In English you have words like “parting ways” and “separate” for the process. I like the first one best. You’ve been walking on a road together and now you will no longer be walking together. You reach a crossroad and you part ways. That’s all life is, isn’t it? Walking this road, finding your path, your own path and that’s what he’s doing, that’s what we all do. It's not a small irony that the day all this started I happened to give him a book with that very name, Road.
So I lie in partingmass and it feels like my nerve endings are being bombarded most of the time. My mind ricochets between a quiet hope for a better future and a wounded, bleeding hurt from having been betrayed. It’s two steps forward, one step back this process.
I lie in partingmass. It is raw and red still. But time will cover the wound with a thin layer of hope, friendship and laughter and it will enable me to stand up again. (I am so endlessly thankful for my friends right now).
I am not this divorce and never will be. I am who I am to a large extent thanks to this relationship and now it will cocoon for a while, transform and become something else and when my nerves will return to the insides of my body again, what we’ll have left is a joint parenthood and a wonderful friendship.
I lie in partingmass in this cocooned state.
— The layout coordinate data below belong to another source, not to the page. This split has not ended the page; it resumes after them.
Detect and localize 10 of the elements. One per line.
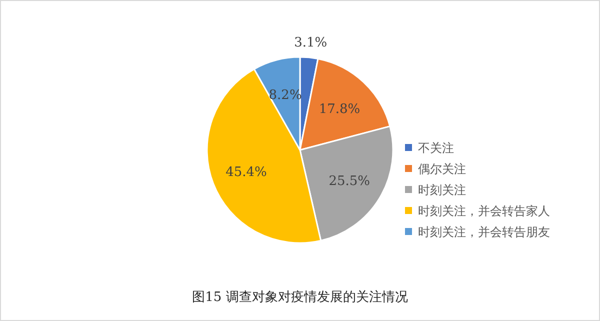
legend-label: 时刻关注，并会转告朋友 <box>418 225 550 239</box>
legend-label: 偶尔关注 <box>418 162 466 176</box>
data-label: 25.5% <box>328 174 370 189</box>
text: 图15 调查对象对疫情发展的关注情况 <box>192 290 408 305</box>
legend-label: 不关注 <box>418 141 454 155</box>
data-label: 3.1% <box>294 36 328 51</box>
data-label: 45.4% <box>226 164 267 180</box>
data-label: 17.8% <box>318 102 360 117</box>
legend-label: 时刻关注 <box>418 183 466 197</box>
legend-label: 时刻关注，并会转告家人 <box>418 204 550 218</box>
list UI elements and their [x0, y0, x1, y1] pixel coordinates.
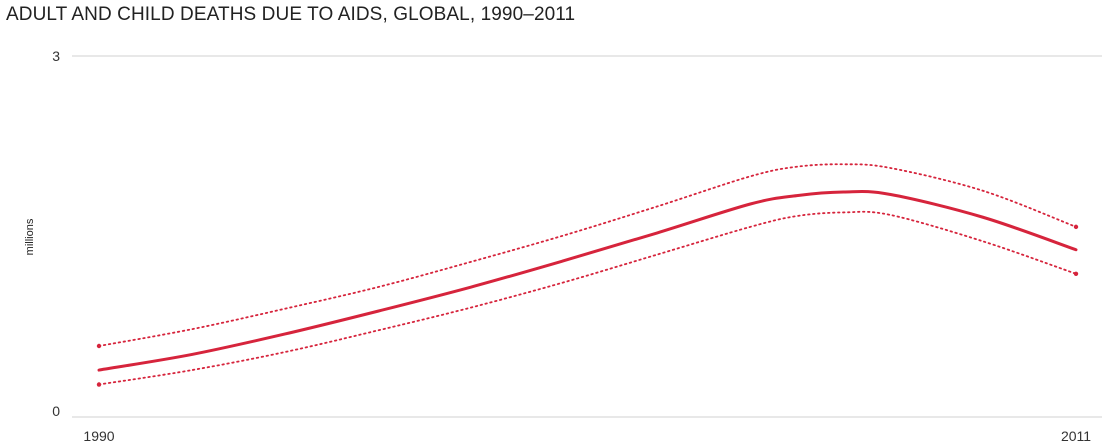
x-tick-label-start: 1990 — [83, 428, 114, 444]
x-tick-label-end: 2011 — [1061, 428, 1091, 444]
series-layer — [96, 163, 1079, 387]
series-line-upper-bound-endpoint — [1073, 224, 1079, 230]
series-line-upper-bound-endpoint — [96, 343, 102, 349]
y-tick-label-top: 3 — [52, 48, 60, 64]
series-line-lower-bound-endpoint — [96, 382, 102, 387]
series-line-upper-bound — [98, 163, 1077, 347]
series-line-estimate — [97, 190, 1078, 372]
y-tick-label-bottom: 0 — [52, 403, 60, 419]
chart-title: ADULT AND CHILD DEATHS DUE TO AIDS, GLOB… — [6, 4, 576, 25]
series-line-lower-bound — [98, 210, 1077, 386]
series-line-lower-bound-endpoint — [1073, 271, 1079, 277]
Afterwards I might turn into a butterfly, who knows? And it’s hard and it hurts and the anger is so great at times it could consume me entirely if I’d let it but I choose to smile, understand and do my very best not to be a raging bitch through all this. And it’s not easy.
It’s still early. This too shall pass and something good will come of it I’m sure, but until then I’ll carry my nerves on the outside of my body so if you see me looking grim in the grocery store line then I’m probably holding back the tears because this isn’t something I am - this is a pain I am carrying constantly these days. Times are changing. I have a dog now (never thought I’d say that, then again I never thought we would part either) and I have a wonderful little girl who deserves the best, happiest me she can get.
And that, my friend, is a wonderful thing.